“Asrama?”
Zephyr mengangguk dengan tangan kirinya menopang wajahnya diatas meja di kelasnya. “sekolah asrama mana?” tanya temannya yang tampak tertarik dengan ceritanya. “entahah, aku gak tahu nama sekolahnya, pokoknya, sekolah itu terletak di Kawasan dataran tinggi Jortun.

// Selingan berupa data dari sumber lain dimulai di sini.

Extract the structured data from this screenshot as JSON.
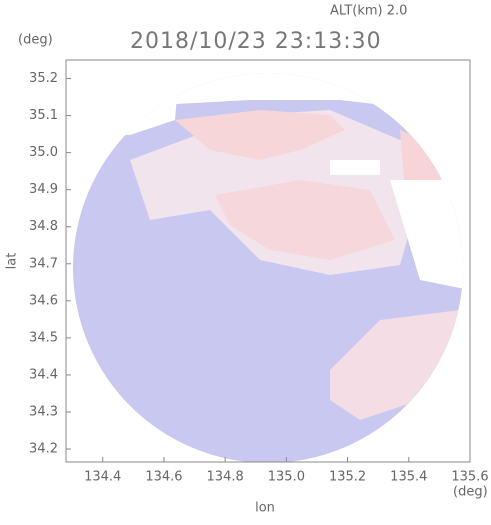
{
  "chart_data": {
    "type": "map",
    "title": "2018/10/23 23:13:30",
    "subtitle": "ALT(km) 2.0",
    "y_unit": "(deg)",
    "x_unit": "(deg)",
    "ylabel": "lat",
    "xlabel": "lon",
    "xlim": [
      134.28,
      135.6
    ],
    "xticks": [
      134.4,
      134.6,
      134.8,
      {
        "value": 135.0,
        "label": "135.0"
      },
      135.2,
      135.4,
      135.6
    ],
    "ylim": [
      34.165,
      35.25
    ],
    "yticks": [
      34.2,
      34.3,
      34.4,
      34.5,
      34.6,
      34.7,
      34.8,
      34.9,
      {
        "value": 35.0,
        "label": "35.0"
      },
      35.1,
      35.2
    ]
  }
}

Aku tak tahu kenapa dari sekian banyak sekolah berasrama di kota, kenapa ibu menyuruhku sekolah disana.” Temannya meminum susu kotak yang selalu dia bawa setiap hari. “jadi, bagaimana menurutmu?” ujar Zephyr sambil menempelkan sisi kanan wajahnya ke meja. “kurasa itu ide yang tidak terlalu buruk.” Zephyr melihat temannya yang terus meminum susu kotak itu. “aku akan sulit menghubungimu, Mezo,” ucapnya setelah helaan nafas yang panjang.
Mezo terseyum tipis dan menampar punggung Zephyr dengan cukup kuat untuk membuatnya terperenjat. “soal itu sih gampang, asalkan kau jangan lupa untuk menghubungiku saat kau kembali!” Zephyr tidak merasa lebih baik, namun Mezo menyikut lengan teman baiknya “bersemagatlah, kurasa kau akan banyak bersenang-senang! Kudengar dataran itu memiliki banyak kejutan.” Zephyr mengangkat bahu dan berkata, “kita lihat saja nanti.” Dia merapikan barang barangnya dan memasukkannya kedalam tas, lalu beranjak dari kursinya, “bareng?” tanyanya. Mezo menjawab dengan gelengan kepala.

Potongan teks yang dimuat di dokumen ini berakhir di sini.